Tuesday, September 25, 2007

Music Review by Alison Ross


Interpol Turn off the Bright Lights of Inspiration
by Alison Ross

Interpol should know better. The quintet from NYC released arguably one of the best debut albums in recent popular music history, Turn on the Bright Lights. That album, songs caressed by Paul Bank’s seductive basso vocals, and generously swathed in blankets of gorgeously glacial guitars, was a modern rock milestone. It reveled in 80s nostalgia while simultaneously heralding a new age in rock, one that was guitar-centric rather than heavily synthesized, and yet that did not eschew synthesizers altogether. Turn on the Bright Lights inhabited the best of both worlds – it paid homage to a glittering era in pop music but did not allow itself to be mired in overt references to that era, crafting instead its own luscious lexicon.
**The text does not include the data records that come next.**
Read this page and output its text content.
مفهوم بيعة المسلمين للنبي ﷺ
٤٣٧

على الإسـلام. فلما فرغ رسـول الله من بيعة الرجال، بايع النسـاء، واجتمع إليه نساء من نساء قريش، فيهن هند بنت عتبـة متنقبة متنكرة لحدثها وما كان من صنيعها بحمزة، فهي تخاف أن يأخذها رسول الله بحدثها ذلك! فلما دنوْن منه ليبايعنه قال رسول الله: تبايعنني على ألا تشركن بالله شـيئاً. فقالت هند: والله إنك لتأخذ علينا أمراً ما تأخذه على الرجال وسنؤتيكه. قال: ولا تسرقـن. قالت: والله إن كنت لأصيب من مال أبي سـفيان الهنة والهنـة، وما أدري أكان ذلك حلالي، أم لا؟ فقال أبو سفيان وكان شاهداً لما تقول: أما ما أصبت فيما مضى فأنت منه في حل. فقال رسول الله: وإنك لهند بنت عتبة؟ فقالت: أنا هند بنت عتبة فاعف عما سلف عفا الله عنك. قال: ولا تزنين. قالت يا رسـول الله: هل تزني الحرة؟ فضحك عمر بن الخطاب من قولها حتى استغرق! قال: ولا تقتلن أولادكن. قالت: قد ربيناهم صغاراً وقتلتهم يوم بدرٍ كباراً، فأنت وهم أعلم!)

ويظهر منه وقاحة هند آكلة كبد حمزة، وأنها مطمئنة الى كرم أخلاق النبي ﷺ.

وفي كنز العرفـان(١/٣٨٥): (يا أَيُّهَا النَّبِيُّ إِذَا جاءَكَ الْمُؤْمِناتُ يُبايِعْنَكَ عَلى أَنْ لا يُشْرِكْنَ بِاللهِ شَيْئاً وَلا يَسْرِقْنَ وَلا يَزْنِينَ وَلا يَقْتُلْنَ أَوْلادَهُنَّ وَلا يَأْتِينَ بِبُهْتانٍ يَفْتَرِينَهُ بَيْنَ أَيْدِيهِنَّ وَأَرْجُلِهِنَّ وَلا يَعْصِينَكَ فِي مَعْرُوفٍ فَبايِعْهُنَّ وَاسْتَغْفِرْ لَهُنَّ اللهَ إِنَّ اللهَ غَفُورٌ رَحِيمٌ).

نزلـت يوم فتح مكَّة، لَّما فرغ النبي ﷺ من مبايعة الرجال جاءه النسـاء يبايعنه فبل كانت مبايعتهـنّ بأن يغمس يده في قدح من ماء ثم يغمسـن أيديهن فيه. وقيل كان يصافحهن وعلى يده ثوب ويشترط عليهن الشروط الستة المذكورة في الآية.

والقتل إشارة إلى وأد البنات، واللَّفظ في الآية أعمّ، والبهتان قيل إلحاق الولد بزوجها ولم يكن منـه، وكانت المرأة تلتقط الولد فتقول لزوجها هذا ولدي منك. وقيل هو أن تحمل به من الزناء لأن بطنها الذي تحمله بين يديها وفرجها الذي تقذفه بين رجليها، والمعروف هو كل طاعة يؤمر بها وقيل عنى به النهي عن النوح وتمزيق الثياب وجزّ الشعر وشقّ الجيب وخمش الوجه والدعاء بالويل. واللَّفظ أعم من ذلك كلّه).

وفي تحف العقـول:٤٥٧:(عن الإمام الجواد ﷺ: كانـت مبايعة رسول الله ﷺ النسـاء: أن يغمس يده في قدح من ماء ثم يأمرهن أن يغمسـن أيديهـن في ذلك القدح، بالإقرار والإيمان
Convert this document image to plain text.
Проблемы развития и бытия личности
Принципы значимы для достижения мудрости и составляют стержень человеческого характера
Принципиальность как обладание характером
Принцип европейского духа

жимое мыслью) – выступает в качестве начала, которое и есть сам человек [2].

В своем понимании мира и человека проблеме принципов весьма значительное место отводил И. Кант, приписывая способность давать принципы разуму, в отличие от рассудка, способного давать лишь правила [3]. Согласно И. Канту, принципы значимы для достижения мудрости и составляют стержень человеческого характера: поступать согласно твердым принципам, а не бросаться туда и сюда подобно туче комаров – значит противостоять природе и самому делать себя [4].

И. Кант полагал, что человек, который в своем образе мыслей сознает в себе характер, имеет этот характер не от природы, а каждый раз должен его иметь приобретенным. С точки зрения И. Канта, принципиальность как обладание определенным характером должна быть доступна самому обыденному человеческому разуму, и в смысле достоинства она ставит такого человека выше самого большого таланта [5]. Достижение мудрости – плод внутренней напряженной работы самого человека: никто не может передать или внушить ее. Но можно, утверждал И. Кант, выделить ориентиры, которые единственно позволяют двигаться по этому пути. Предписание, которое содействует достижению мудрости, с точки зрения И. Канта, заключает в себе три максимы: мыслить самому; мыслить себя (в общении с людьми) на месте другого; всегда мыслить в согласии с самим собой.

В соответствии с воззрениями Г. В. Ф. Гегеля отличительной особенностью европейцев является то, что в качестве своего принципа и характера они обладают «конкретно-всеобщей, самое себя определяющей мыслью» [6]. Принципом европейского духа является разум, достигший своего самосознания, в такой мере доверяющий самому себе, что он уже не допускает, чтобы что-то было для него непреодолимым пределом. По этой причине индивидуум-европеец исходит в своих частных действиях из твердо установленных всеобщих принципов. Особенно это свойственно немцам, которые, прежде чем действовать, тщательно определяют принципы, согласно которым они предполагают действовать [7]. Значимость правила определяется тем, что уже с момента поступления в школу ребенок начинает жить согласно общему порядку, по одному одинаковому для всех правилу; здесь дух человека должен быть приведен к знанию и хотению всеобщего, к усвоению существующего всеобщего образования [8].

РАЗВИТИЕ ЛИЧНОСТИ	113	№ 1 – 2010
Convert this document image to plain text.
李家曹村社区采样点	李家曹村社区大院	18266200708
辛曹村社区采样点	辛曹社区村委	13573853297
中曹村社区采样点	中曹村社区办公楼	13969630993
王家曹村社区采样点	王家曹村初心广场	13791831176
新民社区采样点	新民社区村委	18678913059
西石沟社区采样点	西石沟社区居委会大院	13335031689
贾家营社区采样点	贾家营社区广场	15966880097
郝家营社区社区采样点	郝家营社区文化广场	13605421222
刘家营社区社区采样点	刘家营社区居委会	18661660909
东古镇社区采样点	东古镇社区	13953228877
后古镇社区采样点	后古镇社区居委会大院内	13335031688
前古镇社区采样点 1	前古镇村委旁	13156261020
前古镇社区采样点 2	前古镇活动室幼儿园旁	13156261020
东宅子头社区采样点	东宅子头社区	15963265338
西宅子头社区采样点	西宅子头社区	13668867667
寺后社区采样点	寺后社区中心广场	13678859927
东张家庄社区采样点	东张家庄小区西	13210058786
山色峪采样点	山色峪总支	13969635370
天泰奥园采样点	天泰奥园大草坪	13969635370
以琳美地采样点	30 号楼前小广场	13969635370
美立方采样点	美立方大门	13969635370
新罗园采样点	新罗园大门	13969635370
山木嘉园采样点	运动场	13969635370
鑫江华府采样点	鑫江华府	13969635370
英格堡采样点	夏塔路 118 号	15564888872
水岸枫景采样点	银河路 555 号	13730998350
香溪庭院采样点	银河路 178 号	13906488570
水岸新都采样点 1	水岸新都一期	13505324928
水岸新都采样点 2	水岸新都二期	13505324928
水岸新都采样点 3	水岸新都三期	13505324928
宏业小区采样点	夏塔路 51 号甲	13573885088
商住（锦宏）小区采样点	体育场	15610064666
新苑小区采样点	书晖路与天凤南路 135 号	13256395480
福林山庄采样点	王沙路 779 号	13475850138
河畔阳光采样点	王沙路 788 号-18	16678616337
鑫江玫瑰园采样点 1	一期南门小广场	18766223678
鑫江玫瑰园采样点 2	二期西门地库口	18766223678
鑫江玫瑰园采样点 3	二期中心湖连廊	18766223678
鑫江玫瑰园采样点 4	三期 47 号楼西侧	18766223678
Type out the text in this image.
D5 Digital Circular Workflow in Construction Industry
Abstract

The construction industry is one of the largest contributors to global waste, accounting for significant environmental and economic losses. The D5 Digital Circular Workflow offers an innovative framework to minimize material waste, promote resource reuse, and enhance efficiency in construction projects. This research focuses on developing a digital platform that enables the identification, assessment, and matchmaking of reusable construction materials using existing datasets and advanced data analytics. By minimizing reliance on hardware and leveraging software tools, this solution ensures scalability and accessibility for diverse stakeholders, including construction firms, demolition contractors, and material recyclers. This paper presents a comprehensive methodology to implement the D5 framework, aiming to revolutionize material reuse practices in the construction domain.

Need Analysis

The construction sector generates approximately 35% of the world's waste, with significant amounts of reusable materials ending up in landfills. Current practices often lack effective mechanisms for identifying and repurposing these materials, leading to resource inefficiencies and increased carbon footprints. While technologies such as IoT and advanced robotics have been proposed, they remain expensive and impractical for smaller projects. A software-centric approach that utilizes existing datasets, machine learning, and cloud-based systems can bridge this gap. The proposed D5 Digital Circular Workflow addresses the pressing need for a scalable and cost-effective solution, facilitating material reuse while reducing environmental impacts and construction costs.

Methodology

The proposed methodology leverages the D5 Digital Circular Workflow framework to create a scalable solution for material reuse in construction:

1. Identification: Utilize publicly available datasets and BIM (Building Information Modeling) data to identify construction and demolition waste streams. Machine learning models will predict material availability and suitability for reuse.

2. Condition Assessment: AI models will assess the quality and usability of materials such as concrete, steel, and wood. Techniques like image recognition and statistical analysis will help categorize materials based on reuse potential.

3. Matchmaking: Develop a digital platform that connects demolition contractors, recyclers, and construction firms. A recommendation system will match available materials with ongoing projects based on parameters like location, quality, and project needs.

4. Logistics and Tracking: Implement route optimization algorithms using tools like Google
So yes, Interpol, having made such a stunning inaugural dent in modern music, and subsequently releasing a solid sophomore effort that propelled the band forward from that point, should really know better than to release an album filled with mediocre rehashes of the two previous albums. But that’s just what “Our Love to Admire” is: a tepid retread of its earlier releases.

Interpol is a high-caliber music machine, capable of churning out darkly fascinating, atmospheric art-punk hymns, and yet on its third effort, the band makes the near-fatal choice to cater to the masses, and in the process undermines its credibility with its hardcore fanbase.

Granted, Interpol just signed to a major label, and this could be the main culprit in its crime of releasing a lackluster album, one that strives to endear the band to a larger audience. But in my mind, this does not pardon the band from such a violation of artistic integrity. On Antics, the group’s second album, the band’s signature sound remained intact, and yet the songs sounded fresh, because Interpol experimented within its realm of sonic possibilities. In other words, Antics creatively mined the band's repertoire, and discovered a new way to narrate the Interpol story.

True, Antics lacked the mercurial ethereality of Turn on the Bright Lights, but it made up for this loss by pounding out tunes with a punk-disco sensibility (Slow Hands), an aching melodic core (Take a Cruise), or an imminently singable chorus (Evil). Where Turn on the Bright Lights felt claustrophobic, Antics was more extoverted. Not all tunes on Antics merit mention, and it is less cohesively brilliant than its predecessor, but the album nonetheless justifies its purchase price.

Had Our Love to Admire been the first Interpol album I heard, I might be less ruthless in my criticism. The songs are solid, to be sure, and memorable in their way. The album opener, with its haunting hook, sustains listener interest throughout, and most songs are competently crafted.

But in the end, the album does not make an indelible impression; it sounds lazily assembled, and bleakly uninspired.

Our Love to Admire is not an album to love or admire, and one can only hope that the next Interpol effort delivers the goods so promiscuously promised by the first two albums.